Treasury bills or T-bills are short term securities issued by RBI (for Government of India) meant to fund temporary requirements. The maturity on T-bills ranges from 91 days to 364 days. T-bills have a face value of Rs. 100 but do not have any interest payment. They are generally issued at a discount and redeemed at face-value at the end of the maturity period.

Government securities are generally issued by RBI on either a yield based or price-based auction. Recently, RBI has announced a non-competitive bidding facility for retail investors in G-Secs.

  • Physical Security (which is mostly outdated & not used much)
  • SGL (Subsidiary General Ledger) A/c with the Public Debt Office of the RBI Constituent SGL A/c with Banks or PDs who hold the G-secs on behalf of the investors in their SGL-II A/cs of RBI, meant only for client holdings.
  • Same Demat A/c as is used for equities at the Depositories. NSDL & CDSL will hold them in their SGL-II A/cs of RBI, meant only for client holdings.

Call Provision

Some bonds are issued with a provision via which the investor can redeem the bonds at a specific date and price before maturity. Since, such a provision is meant to safeguard the issuer; callable bonds have a higher interest return as compared to non-callable bonds.

Put Provision

A Put provision gives an investor the option to sell the bond to the issuer prior to maturity at a specific date and time. Since, this is meant to protect the investor, the interest rates on such bonds is comparatively lower.

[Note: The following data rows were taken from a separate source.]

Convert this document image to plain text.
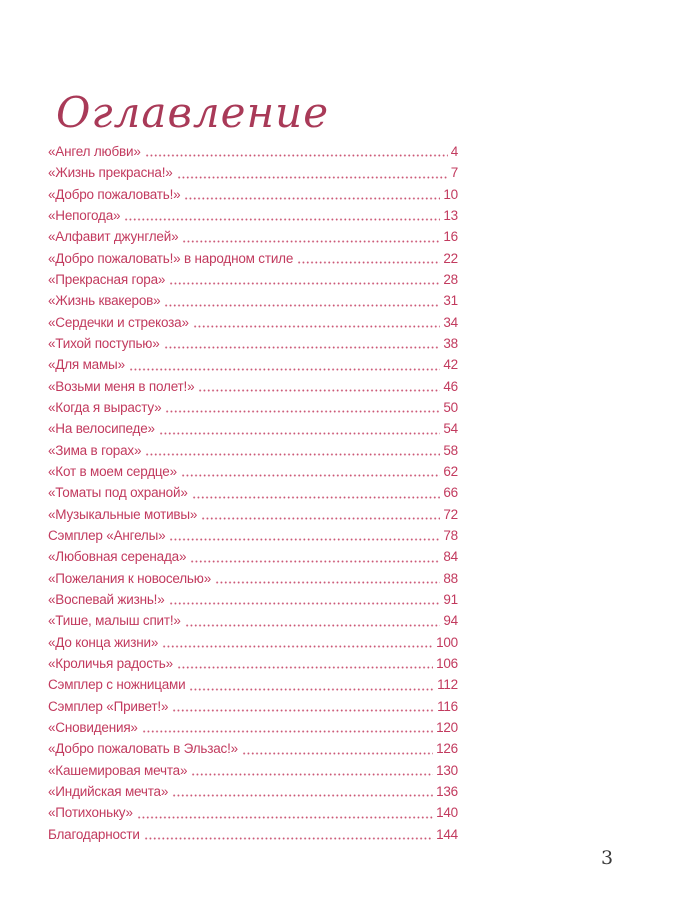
Оглавление
«Ангел любви»	4
«Жизнь прекрасна!»	7
«Добро пожаловать!»	10
«Непогода»	13
«Алфавит джунглей»	16
«Добро пожаловать!» в народном стиле	22
«Прекрасная гора»	28
«Жизнь квакеров»	31
«Сердечки и стрекоза»	34
«Тихой поступью»	38
«Для мамы»	42
«Возьми меня в полет!»	46
«Когда я вырасту»	50
«На велосипеде»	54
«Зима в горах»	58
«Кот в моем сердце»	62
«Томаты под охраной»	66
«Музыкальные мотивы»	72
Сэмплер «Ангелы»	78
«Любовная серенада»	84
«Пожелания к новоселью»	88
«Воспевай жизнь!»	91
«Тише, малыш спит!»	94
«До конца жизни»	100
«Кроличья радость»	106
Сэмплер с ножницами	112
Сэмплер «Привет!»	116
«Сновидения»	120
«Добро пожаловать в Эльзас!»	126
«Кашемировая мечта»	130
«Индийская мечта»	136
«Потихоньку»	140
Благодарности	144
3
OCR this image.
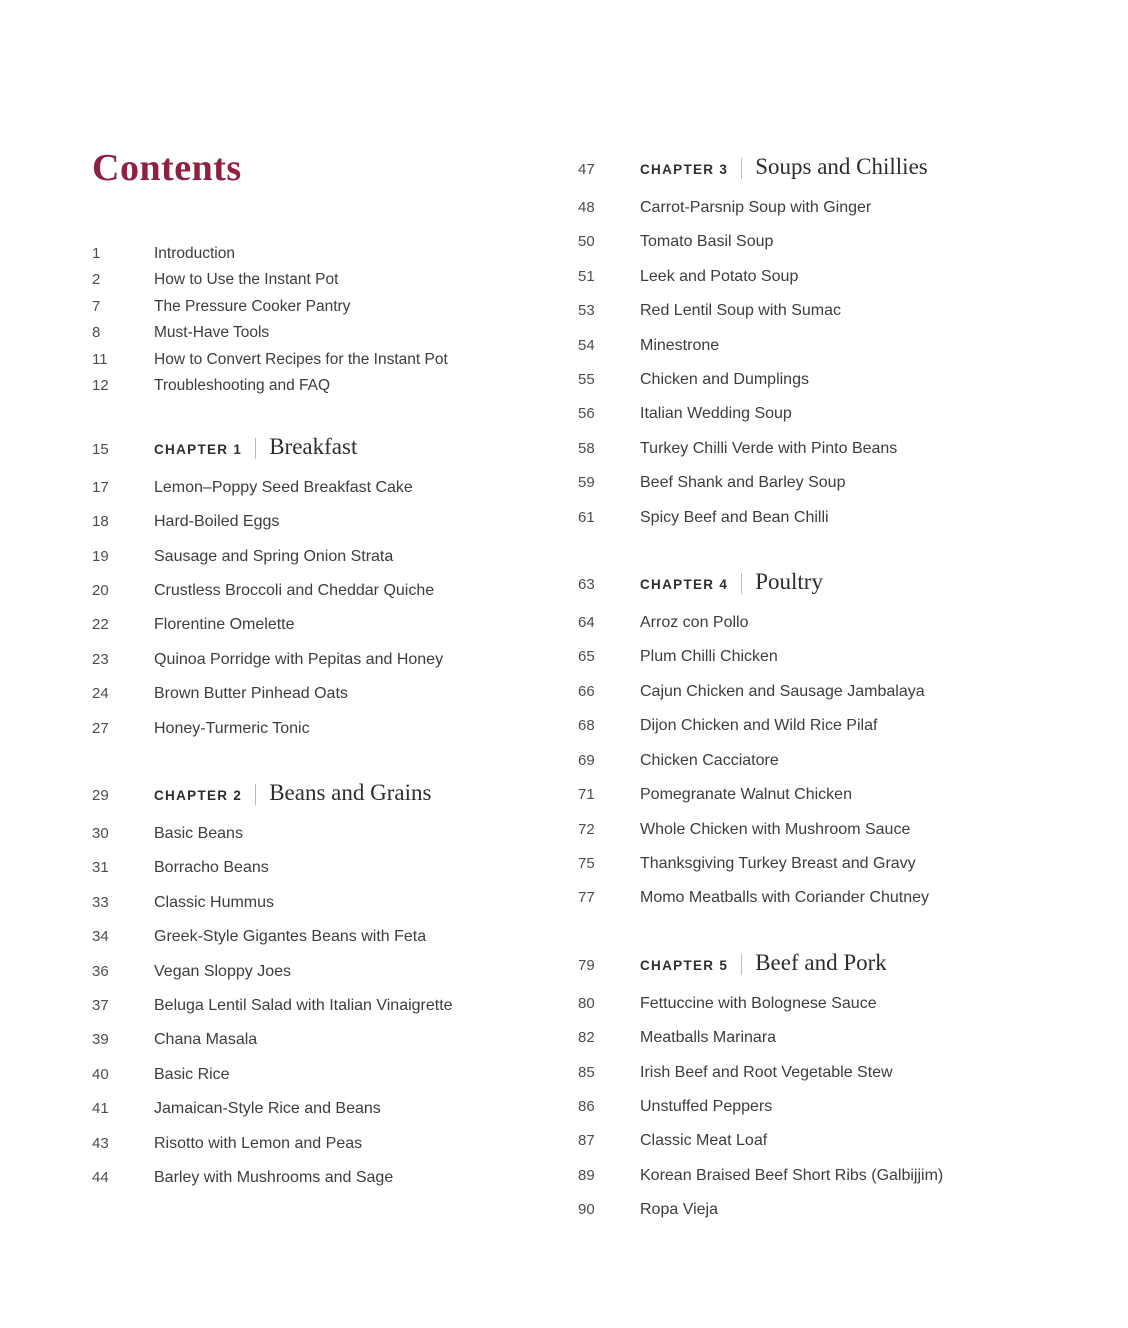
Contents
1	Introduction
2	How to Use the Instant Pot
7	The Pressure Cooker Pantry
8	Must-Have Tools
11	How to Convert Recipes for the Instant Pot
12	Troubleshooting and FAQ
15	CHAPTER 1 Breakfast
17	Lemon–Poppy Seed Breakfast Cake
18	Hard-Boiled Eggs
19	Sausage and Spring Onion Strata
20	Crustless Broccoli and Cheddar Quiche
22	Florentine Omelette
23	Quinoa Porridge with Pepitas and Honey
24	Brown Butter Pinhead Oats
27	Honey-Turmeric Tonic
29	CHAPTER 2 Beans and Grains
30	Basic Beans
31	Borracho Beans
33	Classic Hummus
34	Greek-Style Gigantes Beans with Feta
36	Vegan Sloppy Joes
37	Beluga Lentil Salad with Italian Vinaigrette
39	Chana Masala
40	Basic Rice
41	Jamaican-Style Rice and Beans
43	Risotto with Lemon and Peas
44	Barley with Mushrooms and Sage
47	CHAPTER 3 Soups and Chillies
48	Carrot-Parsnip Soup with Ginger
50	Tomato Basil Soup
51	Leek and Potato Soup
53	Red Lentil Soup with Sumac
54	Minestrone
55	Chicken and Dumplings
56	Italian Wedding Soup
58	Turkey Chilli Verde with Pinto Beans
59	Beef Shank and Barley Soup
61	Spicy Beef and Bean Chilli
63	CHAPTER 4 Poultry
64	Arroz con Pollo
65	Plum Chilli Chicken
66	Cajun Chicken and Sausage Jambalaya
68	Dijon Chicken and Wild Rice Pilaf
69	Chicken Cacciatore
71	Pomegranate Walnut Chicken
72	Whole Chicken with Mushroom Sauce
75	Thanksgiving Turkey Breast and Gravy
77	Momo Meatballs with Coriander Chutney
79	CHAPTER 5 Beef and Pork
80	Fettuccine with Bolognese Sauce
82	Meatballs Marinara
85	Irish Beef and Root Vegetable Stew
86	Unstuffed Peppers
87	Classic Meat Loaf
89	Korean Braised Beef Short Ribs (Galbijjim)
90	Ropa Vieja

Some corporate bonds allow investor to convert the bond in common stock (equity shares) instead of redeeming the bond for cash payment. These bonds are also called convertible bonds.

Principal Payments and Average Life

Some bonds are linked to the average life of the instrument. These instruments are traded and prices as per their average life rather than the maturity date.

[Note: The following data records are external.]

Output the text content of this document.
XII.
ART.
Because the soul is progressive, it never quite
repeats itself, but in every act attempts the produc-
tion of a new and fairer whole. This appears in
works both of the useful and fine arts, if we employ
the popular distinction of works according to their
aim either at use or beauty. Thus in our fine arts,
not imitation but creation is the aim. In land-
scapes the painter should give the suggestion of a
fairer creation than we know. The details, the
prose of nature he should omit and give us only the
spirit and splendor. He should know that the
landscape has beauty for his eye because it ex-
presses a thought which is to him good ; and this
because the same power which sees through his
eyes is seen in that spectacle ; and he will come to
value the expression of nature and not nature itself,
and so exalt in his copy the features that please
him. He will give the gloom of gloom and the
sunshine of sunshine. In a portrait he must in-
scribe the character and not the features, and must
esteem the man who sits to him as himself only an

Failure of a bond issuer to pay principal or interest as per the predetermined schedule is termed as default. A default can also occur if the issuer fails to meet/comply with the obligations related to reporting requirements, etc.

In case of a bankruptcy, bond holders, being creditors, have the first right to the assets of the issuer when receiving a payout by way of liquidation. The kind of bond held also determines an investor’s status during bankruptcy.

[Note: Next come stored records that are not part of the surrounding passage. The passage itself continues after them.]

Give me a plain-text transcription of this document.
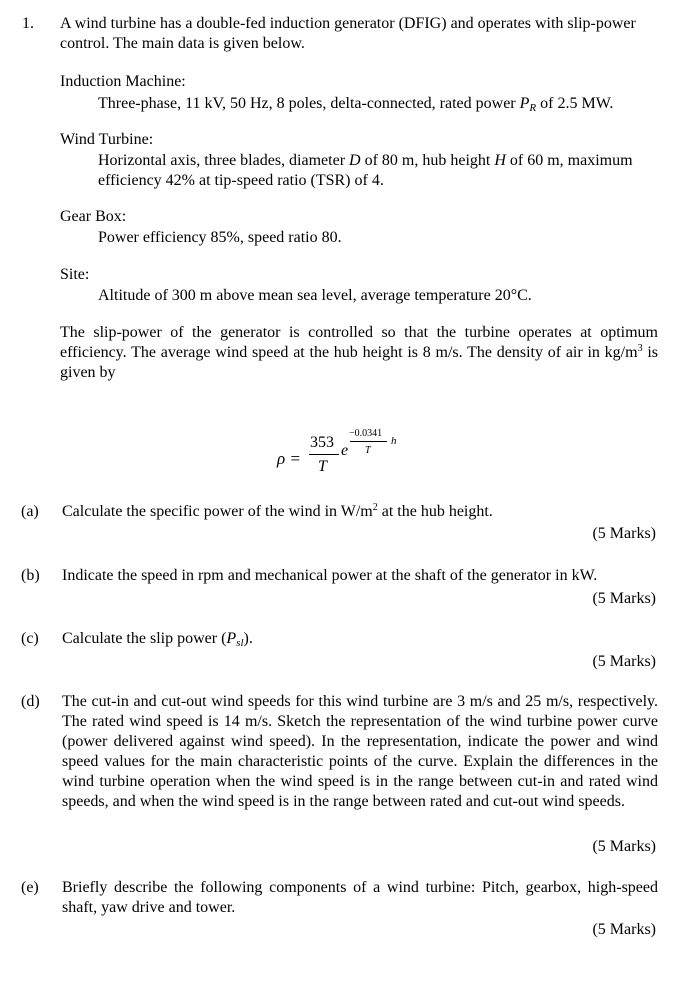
1. A wind turbine has a double-fed induction generator (DFIG) and operates with slip-power control. The main data is given below.
Induction Machine:
Three-phase, 11 kV, 50 Hz, 8 poles, delta-connected, rated power $P_R$ of 2.5 MW.
Wind Turbine:
Horizontal axis, three blades, diameter D of 80 m, hub height H of 60 m, maximum efficiency 42% at tip-speed ratio (TSR) of 4.
Gear Box:
Power efficiency 85%, speed ratio 80.
Site:
Altitude of 300 m above mean sea level, average temperature 20°C.
The slip-power of the generator is controlled so that the turbine operates at optimum efficiency. The average wind speed at the hub height is 8 m/s. The density of air in $kg/m^3$ is given by
ρ =
353
T
e
−0.0341
T
h
(a) Calculate the specific power of the wind in $W/m^2$ at the hub height.
(5 Marks)
(b) Indicate the speed in rpm and mechanical power at the shaft of the generator in kW.
(5 Marks)
(c) Calculate the slip power $(P_{sl})$.
(5 Marks)
(d) The cut-in and cut-out wind speeds for this wind turbine are 3 m/s and 25 m/s, respectively. The rated wind speed is 14 m/s. Sketch the representation of the wind turbine power curve (power delivered against wind speed). In the representation, indicate the power and wind speed values for the main characteristic points of the curve. Explain the differences in the wind turbine operation when the wind speed is in the range between cut-in and rated wind speeds, and when the wind speed is in the range between rated and cut-out wind speeds.
(5 Marks)
(e) Briefly describe the following components of a wind turbine: Pitch, gearbox, high-speed shaft, yaw drive and tower.
(5 Marks)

Secured bonds are instruments which are backed by a specific collateral (or asset) of the issuer, If the issuer defaults, a secured bond investor has the first claim to the said collateral.

Unsecured bonds do not have a claim to any specific collateral from the issuer. Unsecured bonds normally offer a higher coupon rate due to a higher risk of investment.

Interest rate risk: The bond trading prices are inversely related to the interest rates. When interest rates rise, bond prices decline. If you need to sell you bond in a high interest rate environment, you may get less than you paid for it. The risk from fluctuations in interest rate declines the closer the instrument is to maturity.

Credit risk

If the issuer faces a financial crunch or bankruptcy, it may default on payments towards the instrument.

Liquidity risk

If the coupon rate is lower than prevailing interest rates in the market, then an investor may find it difficult to sell the instrument before maturity. Debt instruments are generally more liquid during the initial period after they are issued.

Call risk or reinvestment risk

For a bond with a call option, the issuer may redeem the instrument prior to maturity as per the predetermined dates and prices for such a trade. Issuers normally redeem such bonds when the interest rates are falling, and as a result investors have to reinvest their funds at a lower rate.